When we got married we had a 12 inch Walmart TV, with a built in VCR. That was our TV for three and a half years.

We turned it on one day only to be greeted by the smell of a puff of smoke and to see the screen's final burst of radiant whiteness before giving out forever. Unbeknownst to us, our TV apparently looked suspiciously like a piggy bank, which caused our two year old to shove a handful of change in it. TV's don't like change very much.

It didn't phase us too much though. For most of our married life we've lived as poor college students with too little money or time to spend on a cable subscription. We aren't anti-TV exactly. Two of the apartments we rented included free TV and we enjoy watching shows together (like Hawaii Five-0, The Simpsons and The Office).

The Internet Is My TV

Yesterday I realized something depressing though. The Internet is my TV. I don't mean that we use it to watch TV shows (though we do that too -- that's not the depressing part). What I mean is that I still get to keep up with all the dumb scare news stories, all the most 'important' celebrity gossip and am exposed to (close to) the same amount of advertising as when I had TV growing up.

My main news sites in the past have been :,, and My entertainment came from Slashdot, Digg, Engadget and Technorati. And there may have been the occasional indulgence in watching just plain stupid stuff over at YouTube.

Don't get me wrong, there is a lot of cool and worthwhile stuff on all those sites. But although I may not have a TV, I can't join in the moral superiority of the rest of the non-TV watching world.

The Internet, Advertising, and Me

I had though that I had tricked The Internet from attacking me with advertising. After all, I have Ad Block Plus installed and I use Firefox. I don't get pop ups, I can't remember the last time I was asked to punch the monkey, and I don't know the name of any 'single girls in my area' who want to meet me.

Advertising comes in many forms. For the last several years I have been actively seeking out stories, news and articles which pitch, promote and expo things I can buy!

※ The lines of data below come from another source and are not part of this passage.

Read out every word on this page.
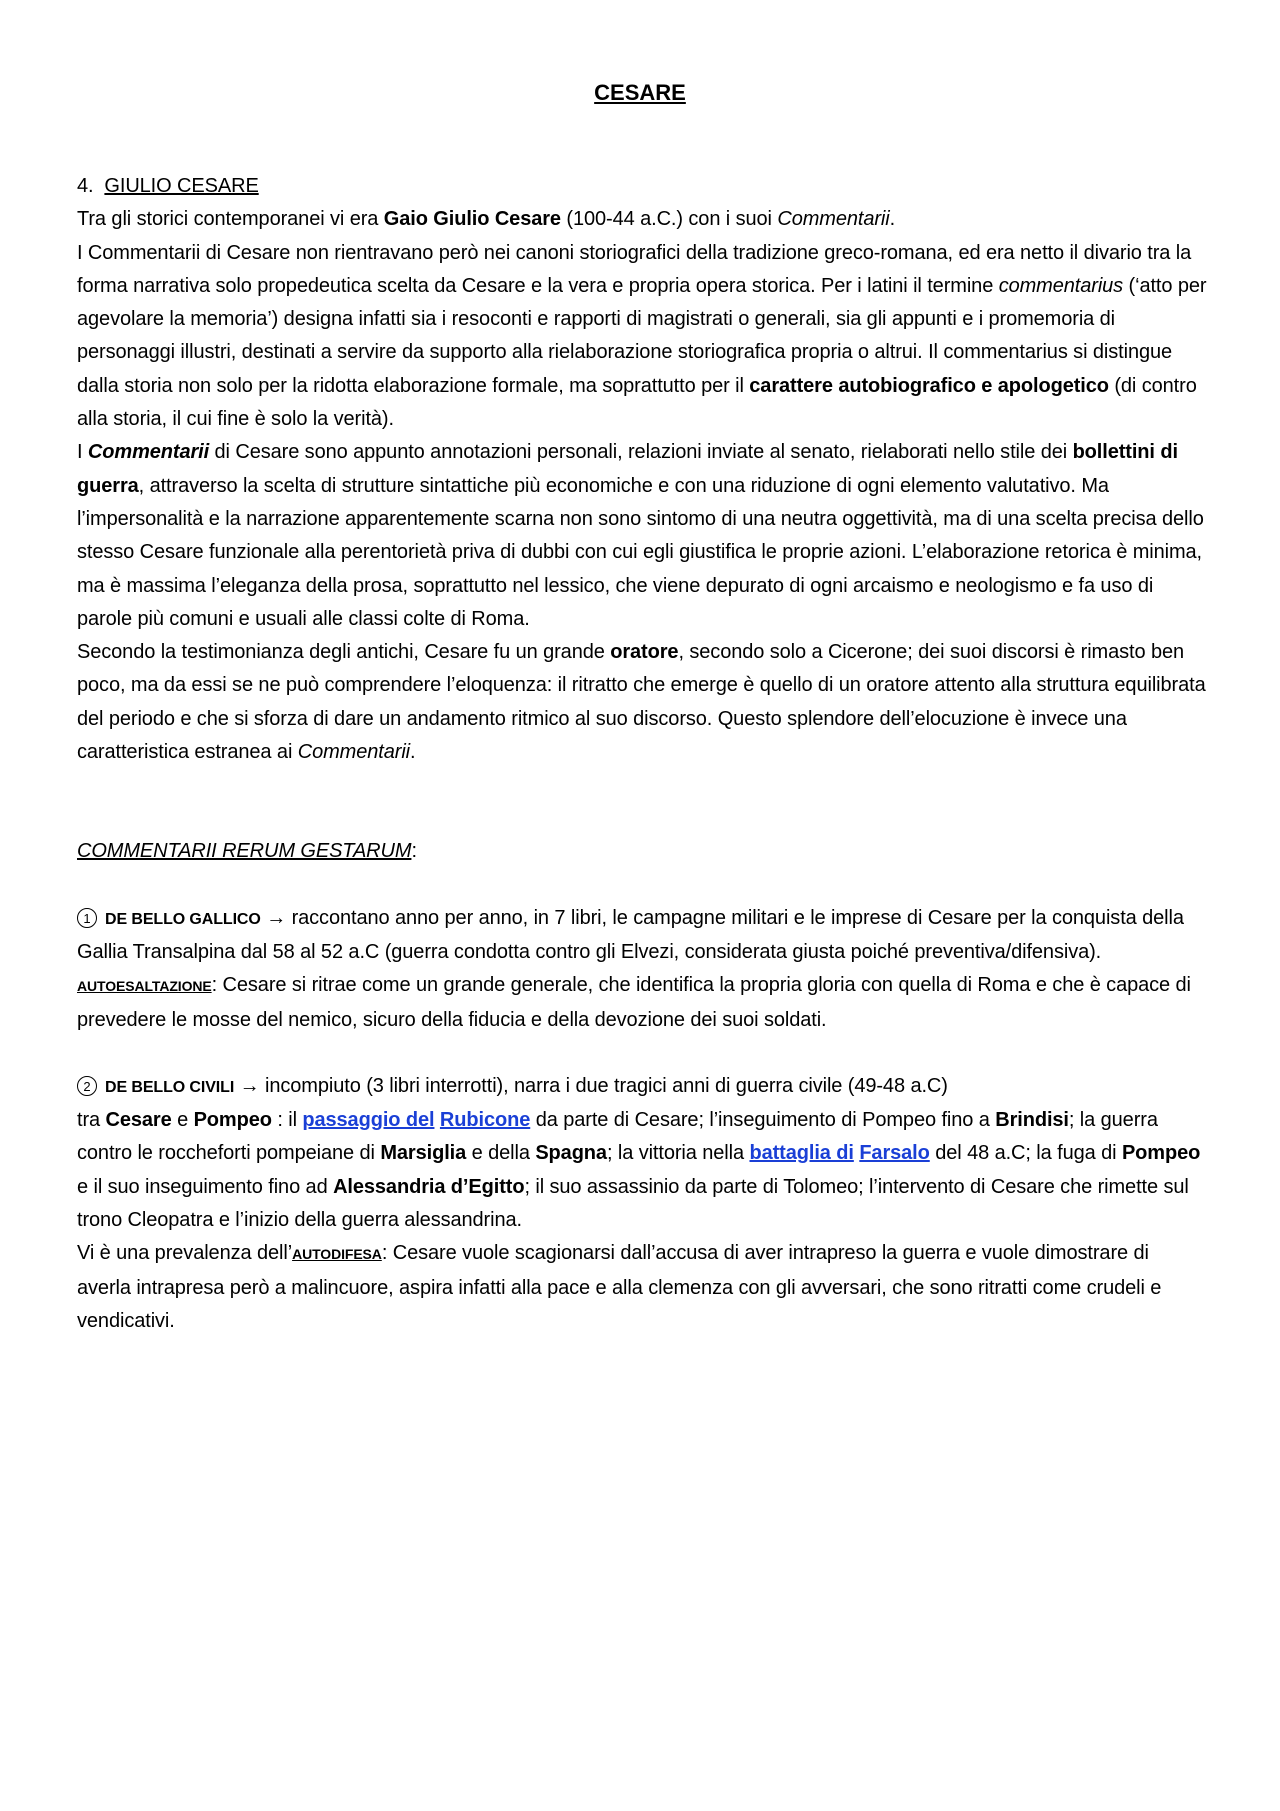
CESARE

4. GIULIO CESARE

Tra gli storici contemporanei vi era Gaio Giulio Cesare (100-44 a.C.) con i suoi Commentarii.

I Commentarii di Cesare non rientravano però nei canoni storiografici della tradizione greco-romana, ed era netto il divario tra la forma narrativa solo propedeutica scelta da Cesare e la vera e propria opera storica. Per i latini il termine commentarius (‘atto per agevolare la memoria’) designa infatti sia i resoconti e rapporti di magistrati o generali, sia gli appunti e i promemoria di personaggi illustri, destinati a servire da supporto alla rielaborazione storiografica propria o altrui. Il commentarius si distingue dalla storia non solo per la ridotta elaborazione formale, ma soprattutto per il carattere autobiografico e apologetico (di contro alla storia, il cui fine è solo la verità).

I Commentarii di Cesare sono appunto annotazioni personali, relazioni inviate al senato, rielaborati nello stile dei bollettini di guerra, attraverso la scelta di strutture sintattiche più economiche e con una riduzione di ogni elemento valutativo. Ma l’impersonalità e la narrazione apparentemente scarna non sono sintomo di una neutra oggettività, ma di una scelta precisa dello stesso Cesare funzionale alla perentorietà priva di dubbi con cui egli giustifica le proprie azioni. L’elaborazione retorica è minima, ma è massima l’eleganza della prosa, soprattutto nel lessico, che viene depurato di ogni arcaismo e neologismo e fa uso di parole più comuni e usuali alle classi colte di Roma.

Secondo la testimonianza degli antichi, Cesare fu un grande oratore, secondo solo a Cicerone; dei suoi discorsi è rimasto ben poco, ma da essi se ne può comprendere l’eloquenza: il ritratto che emerge è quello di un oratore attento alla struttura equilibrata del periodo e che si sforza di dare un andamento ritmico al suo discorso. Questo splendore dell’elocuzione è invece una caratteristica estranea ai Commentarii.

COMMENTARII RERUM GESTARUM:

1 DE BELLO GALLICO → raccontano anno per anno, in 7 libri, le campagne militari e le imprese di Cesare per la conquista della Gallia Transalpina dal 58 al 52 a.C (guerra condotta contro gli Elvezi, considerata giusta poiché preventiva/difensiva).

AUTOESALTAZIONE: Cesare si ritrae come un grande generale, che identifica la propria gloria con quella di Roma e che è capace di prevedere le mosse del nemico, sicuro della fiducia e della devozione dei suoi soldati.

2 DE BELLO CIVILI → incompiuto (3 libri interrotti), narra i due tragici anni di guerra civile (49-48 a.C)

tra Cesare e Pompeo : il passaggio del Rubicone da parte di Cesare; l’inseguimento di Pompeo fino a Brindisi; la guerra contro le roccheforti pompeiane di Marsiglia e della Spagna; la vittoria nella battaglia di Farsalo del 48 a.C; la fuga di Pompeo e il suo inseguimento fino ad Alessandria d’Egitto; il suo assassinio da parte di Tolomeo; l’intervento di Cesare che rimette sul trono Cleopatra e l’inizio della guerra alessandrina.

Vi è una prevalenza dell’AUTODIFESA: Cesare vuole scagionarsi dall’accusa di aver intrapreso la guerra e vuole dimostrare di averla intrapresa però a malincuore, aspira infatti alla pace e alla clemenza con gli avversari, che sono ritratti come crudeli e vendicativi.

Maybe it's worked too. We bought my wife a Mac and we own a Wii (and a new TV. Christmas present from my Dad).

Do you find yourself seeking out "news" and "updates" on things you would like to buy? Do you think that maybe you're purposefully and willingly exposing yourself advertising, re-enforcing your desire to get those things, under the guise of keeping up to date?

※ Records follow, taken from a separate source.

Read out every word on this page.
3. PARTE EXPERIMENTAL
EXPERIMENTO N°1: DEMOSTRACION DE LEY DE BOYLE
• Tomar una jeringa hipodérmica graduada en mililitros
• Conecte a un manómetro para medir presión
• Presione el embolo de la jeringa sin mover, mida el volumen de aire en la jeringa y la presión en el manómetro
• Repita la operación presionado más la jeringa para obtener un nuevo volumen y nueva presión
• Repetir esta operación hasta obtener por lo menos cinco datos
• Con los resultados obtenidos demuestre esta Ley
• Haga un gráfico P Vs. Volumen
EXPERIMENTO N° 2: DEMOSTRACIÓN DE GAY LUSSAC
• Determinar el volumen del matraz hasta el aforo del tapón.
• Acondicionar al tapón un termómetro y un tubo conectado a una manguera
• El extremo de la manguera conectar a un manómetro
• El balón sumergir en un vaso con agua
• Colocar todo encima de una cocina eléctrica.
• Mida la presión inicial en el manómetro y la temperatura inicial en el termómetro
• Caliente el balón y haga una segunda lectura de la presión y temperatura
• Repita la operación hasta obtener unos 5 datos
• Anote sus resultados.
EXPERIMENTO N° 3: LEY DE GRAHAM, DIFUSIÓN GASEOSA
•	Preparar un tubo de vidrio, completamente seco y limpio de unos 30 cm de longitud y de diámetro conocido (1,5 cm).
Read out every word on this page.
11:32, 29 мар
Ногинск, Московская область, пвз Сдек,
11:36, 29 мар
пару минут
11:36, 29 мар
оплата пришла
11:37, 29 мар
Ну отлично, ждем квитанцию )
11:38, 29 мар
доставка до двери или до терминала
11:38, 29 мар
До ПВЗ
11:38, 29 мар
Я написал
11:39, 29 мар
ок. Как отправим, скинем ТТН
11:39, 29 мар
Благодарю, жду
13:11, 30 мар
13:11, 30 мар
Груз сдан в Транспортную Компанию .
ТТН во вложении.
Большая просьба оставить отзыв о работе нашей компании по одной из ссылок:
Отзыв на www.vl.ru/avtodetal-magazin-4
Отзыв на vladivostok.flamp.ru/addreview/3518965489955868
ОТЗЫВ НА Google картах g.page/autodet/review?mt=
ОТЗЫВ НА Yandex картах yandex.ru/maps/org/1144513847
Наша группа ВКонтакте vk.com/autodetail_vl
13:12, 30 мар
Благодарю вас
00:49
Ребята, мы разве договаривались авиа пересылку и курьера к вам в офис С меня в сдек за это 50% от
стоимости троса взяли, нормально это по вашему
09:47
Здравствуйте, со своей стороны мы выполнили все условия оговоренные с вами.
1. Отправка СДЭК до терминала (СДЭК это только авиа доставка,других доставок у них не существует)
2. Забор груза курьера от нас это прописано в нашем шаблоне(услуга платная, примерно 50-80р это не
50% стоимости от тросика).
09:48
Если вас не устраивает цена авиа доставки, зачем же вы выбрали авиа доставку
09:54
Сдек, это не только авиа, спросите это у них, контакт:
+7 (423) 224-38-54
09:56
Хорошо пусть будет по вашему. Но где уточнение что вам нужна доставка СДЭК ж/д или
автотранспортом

Where Does the Balance Lie?

Here's where I'm stuck. I studied computers and technology in school. I have a solid base in the fundamentals and am currently on top of what's the latest and greatest for a lot of different technology sectors. If I don't keep reading about the coolest latest technology, I will likely end up like so many greybeards in the tech industry -- they know the fundamentals and know what worked well back in their day, but are too far behind to implement new and better solutions.

If I take that view all the way, then I should keep on top of all the technology I can.

On the other hand, keeping up with it all can be draining. I haven't visited Slashdot, Digg or several other tech sites in more than a month. I get sore fore-arms really easily because I'm typing and programming for up to 10 hours a day.

If I do keep up with everything, I will get burned out. Besides getting burned out, I don't have as much time with my family or other hobbies as I'd like.

Dreams of Change

I'm incredibly blessed to have gotten a good education in a field that pays well. I have skills, experience and a network which allow me to get a new job pretty easily. I can make a good living for my family with technology related work. I usually love what I do too. I love to make things work and to fix broken code.

...but...sometimes I resent computers. I hate that I am a slave to system updates and upgrades. To new hardware advances. To security flaws. To power outages. To hacking attempts. To cool new programs that I just have to try out. Mostly though, I hate that I love working on them.

A part of me yearns to break free from them. Something in me wishes I could go weed the garden and plow a field and chase down runaway cows on a dirt bike. I'd have a wood shop in my shed with a lathe, a router, and a table saw. I'd be outside enjoying and working in reality instead of changing the magnetic orientation of particles on a metal disk fabricating a new artificial world online.

Reality and Me

What will I really end up doing? Probably I'll go get an MBA and become a manager somewhere. That'll get me off of the computer and away from the eternal upgrade process. It'll give me a bit of insurance against my RSI (Repetitive Stress Injury) which could one day turn into carpal tunnel syndrome. It'll also let me keep feeding and caring for my family; I don't even know how to drive a plow.